Across the industry, businesses often sell properties to homebuyers prior to completion and receive payment up front, called advance receipts. Developers add “contractual liabilities” to their balance sheets to offset cash inflows, before finally making a profit after projects are completed.
Guangzhou R&F, the only Chinese developer to cross the three red lines, is doing the worst in terms of net debt.
The measure subtracts a company’s cash from its debt and then measures the difference to equity. It’s a way of comparing debt with the value of a business.
Besides Evergrande, Guangzhou R&F has been one of the most watched developers. This year, it finalized the sale of a major logistics development in southern China to Blackstone, the US private equity firm. She also sold assets to Country Garden.
Its bonds have sold sharply in recent weeks, but have rebounded after shareholders injected funds, which Fitch says will be used to repay future bonds.

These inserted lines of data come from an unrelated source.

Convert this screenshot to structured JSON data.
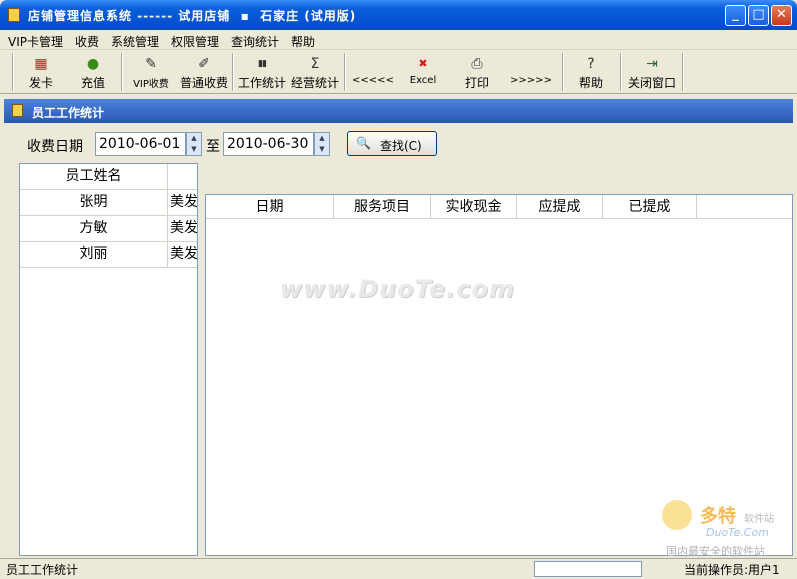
{
  "window": {
    "title": "店铺管理信息系统 ------ 试用店铺  ▪  石家庄 (试用版)",
    "minimize": "_",
    "maximize": "□",
    "close": "✕"
  },
  "menu": [
    "VIP卡管理",
    "收费",
    "系统管理",
    "权限管理",
    "查询统计",
    "帮助"
  ],
  "toolbar": [
    {
      "icon": "card-icon",
      "glyph": "▦",
      "label": "发卡"
    },
    {
      "icon": "money-bag-icon",
      "glyph": "●",
      "label": "充值"
    },
    {
      "icon": "pencil-icon",
      "glyph": "✎",
      "label": "VIP收费"
    },
    {
      "icon": "brush-icon",
      "glyph": "✐",
      "label": "普通收费"
    },
    {
      "icon": "bar-chart-icon",
      "glyph": "▮▮",
      "label": "工作统计"
    },
    {
      "icon": "sigma-icon",
      "glyph": "Σ",
      "label": "经营统计"
    },
    {
      "icon": "prev-page-icon",
      "glyph": "",
      "label": "<<<<<"
    },
    {
      "icon": "excel-icon",
      "glyph": "✖",
      "label": "Excel"
    },
    {
      "icon": "printer-icon",
      "glyph": "⎙",
      "label": "打印"
    },
    {
      "icon": "next-page-icon",
      "glyph": "",
      "label": ">>>>>"
    },
    {
      "icon": "help-icon",
      "glyph": "?",
      "label": "帮助"
    },
    {
      "icon": "exit-icon",
      "glyph": "⇥",
      "label": "关闭窗口"
    }
  ],
  "panel": {
    "title": "员工工作统计"
  },
  "filter": {
    "label": "收费日期",
    "from": "2010-06-01",
    "to_label": "至",
    "to": "2010-06-30",
    "search_label": "查找(C)",
    "search_icon": "🔍"
  },
  "employees": {
    "header": "员工姓名",
    "rows": [
      {
        "name": "张明",
        "dept": "美发"
      },
      {
        "name": "方敏",
        "dept": "美发"
      },
      {
        "name": "刘丽",
        "dept": "美发"
      }
    ]
  },
  "detail": {
    "columns": [
      "日期",
      "服务项目",
      "实收现金",
      "应提成",
      "已提成"
    ]
  },
  "watermark": {
    "text": "www.DuoTe.com",
    "logo_main": "多特",
    "logo_sub": "软件站",
    "logo_url": "DuoTe.Com",
    "logo_tag": "国内最安全的软件站"
  },
  "status": {
    "left": "员工工作统计",
    "right": "当前操作员:用户1"
  }
}
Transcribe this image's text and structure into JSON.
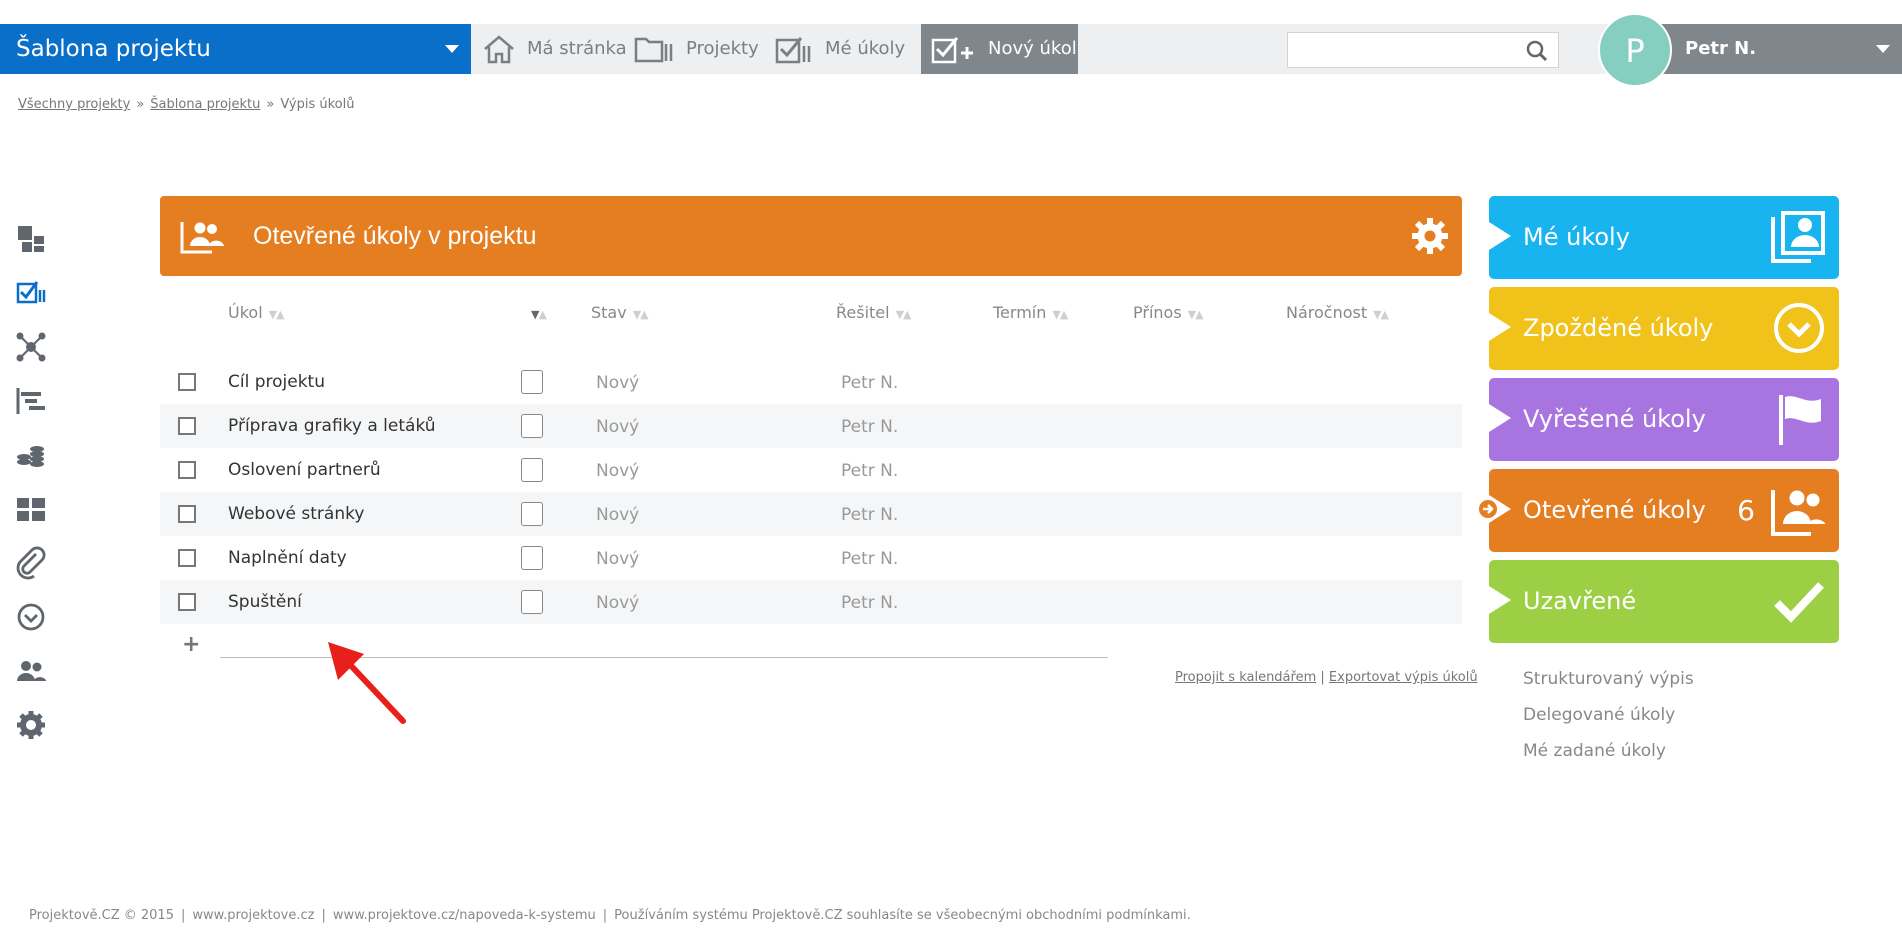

Short-term cash-to-debt ratio
Perhaps the simplest measure of developer vulnerability is how much money the company has to pay off debts about to fall due – and many are close to the line, putting pressure on them. on their ability to make repayments.
Evergrande, the second to violate the measure at the end of June, attempted to raise funds by getting rid of the assets, some of which were listed in an interim report in August that also warned of the risk of default.
But his liabilities eclipse the assets he has managed to sell. Evergrande’s shares are suspended along with those of its property management subsidiary, which it listed in Hong Kong late last year. On Monday, the developer said it anticipated a potential takeover offer for the unit.
Another recent sale, of part of a stake in Shengjing Bank, highlighted the creditors’ rush to recoup the faltering developer’s losses: the bank demanded that the proceeds from the sale be used to pay off debts. which are owed to him by Evergrande.